In the comments on my post about The Greek Wraps in Peoria, I got an excellent question from Sean of South Bend, Indiana. I think that answering a thoughtful question deserves a better fate than getting buried in a comment thread. Sean writes...

I wonder, though; do you have any favorable opinion of any of the chains? I've always thought that Chevy's did a servicable interpretation of TexMex and was a better experience overall than some of the local places and regional chains (ie Soranos in Mesa or Ajo Als). I still love Blue Nile Cafe any time I'm in town, and would tend to privilige an independtly owned, and especially chef driven, restaurant over a chain but chains (at least some of them) still have their virtues.



The main problem with most chain restaurants is that they are publicly held companies. Once a company does that, the big food decisions are no longer being made in the kitchen by the owners. They're being made by stockholders in boardrooms. The absolute best example is Cheesecake Factory. I still remember the first time I went to one. I got orange chicken, took a bite, and my very first thought of any food at Cheesecake Factory was "This used to taste better". You could just tell that anything someone might not like about the dish got tossed ("It's too spicy!" "It's too tart!"), and the end result was a pale ghost of what the dish could have been. Since the major decisions are now being made by marketing wonks who run focus groups, everything interesting about a dish gets tossed in favor of something safe. To me, it's a little bit like American Idol: The person who wins isn't necessarily the best singer, but the singer with the broadest mass appeal. Sure, the record may sound like every other pop record on the rack, but they know it's going to sell.

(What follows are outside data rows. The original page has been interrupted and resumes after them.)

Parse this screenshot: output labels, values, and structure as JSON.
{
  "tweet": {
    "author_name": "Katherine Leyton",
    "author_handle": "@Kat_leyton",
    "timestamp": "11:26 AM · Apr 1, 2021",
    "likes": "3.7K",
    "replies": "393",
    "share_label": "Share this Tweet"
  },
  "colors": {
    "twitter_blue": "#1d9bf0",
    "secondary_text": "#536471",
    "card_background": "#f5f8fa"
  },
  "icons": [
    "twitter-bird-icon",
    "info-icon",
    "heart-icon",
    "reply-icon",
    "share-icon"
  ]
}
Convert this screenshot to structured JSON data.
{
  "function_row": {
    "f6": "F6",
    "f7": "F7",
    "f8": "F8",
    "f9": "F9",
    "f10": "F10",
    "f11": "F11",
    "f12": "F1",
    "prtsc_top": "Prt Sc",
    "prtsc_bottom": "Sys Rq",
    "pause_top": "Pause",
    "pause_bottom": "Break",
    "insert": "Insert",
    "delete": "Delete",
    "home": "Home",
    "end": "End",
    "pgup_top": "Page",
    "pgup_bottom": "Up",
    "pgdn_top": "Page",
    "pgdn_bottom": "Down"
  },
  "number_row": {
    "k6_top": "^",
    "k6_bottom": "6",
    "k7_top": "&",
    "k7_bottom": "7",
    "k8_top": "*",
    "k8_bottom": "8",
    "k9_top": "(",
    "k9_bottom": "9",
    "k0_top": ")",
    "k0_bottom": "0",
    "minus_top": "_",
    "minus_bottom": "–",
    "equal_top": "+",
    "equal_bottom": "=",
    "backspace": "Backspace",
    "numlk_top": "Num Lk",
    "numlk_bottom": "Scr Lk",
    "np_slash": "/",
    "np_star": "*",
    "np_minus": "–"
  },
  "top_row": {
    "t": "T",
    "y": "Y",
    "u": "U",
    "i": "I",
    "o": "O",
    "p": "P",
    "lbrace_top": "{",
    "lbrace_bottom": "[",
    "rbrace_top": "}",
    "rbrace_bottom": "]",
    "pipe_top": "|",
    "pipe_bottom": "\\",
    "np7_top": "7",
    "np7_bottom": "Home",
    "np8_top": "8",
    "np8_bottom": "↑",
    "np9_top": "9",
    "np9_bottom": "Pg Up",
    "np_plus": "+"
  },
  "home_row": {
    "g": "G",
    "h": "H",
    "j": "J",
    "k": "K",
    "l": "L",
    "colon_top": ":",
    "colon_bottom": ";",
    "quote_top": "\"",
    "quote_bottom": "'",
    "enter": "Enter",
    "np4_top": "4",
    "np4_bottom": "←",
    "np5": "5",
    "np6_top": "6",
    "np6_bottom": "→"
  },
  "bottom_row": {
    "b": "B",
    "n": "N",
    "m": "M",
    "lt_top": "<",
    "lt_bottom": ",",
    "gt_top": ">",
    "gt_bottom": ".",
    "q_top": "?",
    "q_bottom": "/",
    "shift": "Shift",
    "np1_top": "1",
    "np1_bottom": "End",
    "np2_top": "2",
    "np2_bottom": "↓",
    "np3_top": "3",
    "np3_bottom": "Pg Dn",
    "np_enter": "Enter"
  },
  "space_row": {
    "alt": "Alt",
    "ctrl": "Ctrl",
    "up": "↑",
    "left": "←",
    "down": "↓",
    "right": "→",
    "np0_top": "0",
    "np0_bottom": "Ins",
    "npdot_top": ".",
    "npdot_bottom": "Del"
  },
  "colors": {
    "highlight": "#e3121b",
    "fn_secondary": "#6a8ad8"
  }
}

That right there is why massive chain restaurants are so popular: They're safe. You can walk into any Olive Garden in the country and know that the fettuccine Alfredo there is going to be exactly the same as the fettuccine Alfredo you have back home. The thing is, within ten minutes' driving time from each of these two Olive Garden locations on opposite sides of the country, the odds are good that there's going to be a mom-n-pop neighborhood red sauce joint that not only serves up Alfredo that's a million times better than the Alfredo at Olive Garden, but also happens to make a really mean veal scaloppine... or pizza quattro stagioni... or some other fabulous dish. And you know darn well that the mom and pop behind the restaurant can't believe that the line goes out the door at Olive Garden while there's always a table available at their place.

All this isn't to say that all chains suck... just the vast majority of them. There are some chains I do enjoy. In-N-Out Burger and Chik-Fil-A are both very good restaurants. Mimi's has been reliable for a great many years, especially at breakfast. This is one of the exceptions to publicly owned chains. This is because when Bob Evans bought them out, they didn't screw with the already successful formula very much. Moral of the story: If it ain't broke, don't fix it. I've heard Mimi's is shooting for a more upscale angle lately, but I haven't been in to check it out yet. As long as they keep serving mimosas, I'll be a happy camper. I will readily admit that I enjoy the occasional late-night breakfast at Waffle House. Yes, Waffle House. I wouldn't be caught dead there during the day, but going at 2 AM, getting taken care of by the world-weary chain-smoking waitress with a hair color not known in the natural world, while you tuck into a double order of hash browns topped with chili, tomatoes, cheese, onions, and god knows what else... there ain't nothing like it.

Like Sean said, Chevy's is pretty good, certainly a step above most chains. The problem around here with Chevy's is that good Mexican restaurants in Phoenix are a dime a dozen. Why bother with imitations when the real deal is right around the corner? I will agree that Chevy's is better than Serrano's and Ajo Al's, but then, I've always thought that Serrano's was the redheaded stepchild to other local chains such as Mi Amigo's and Macayo. Ajo Al's is solamente para las turistas.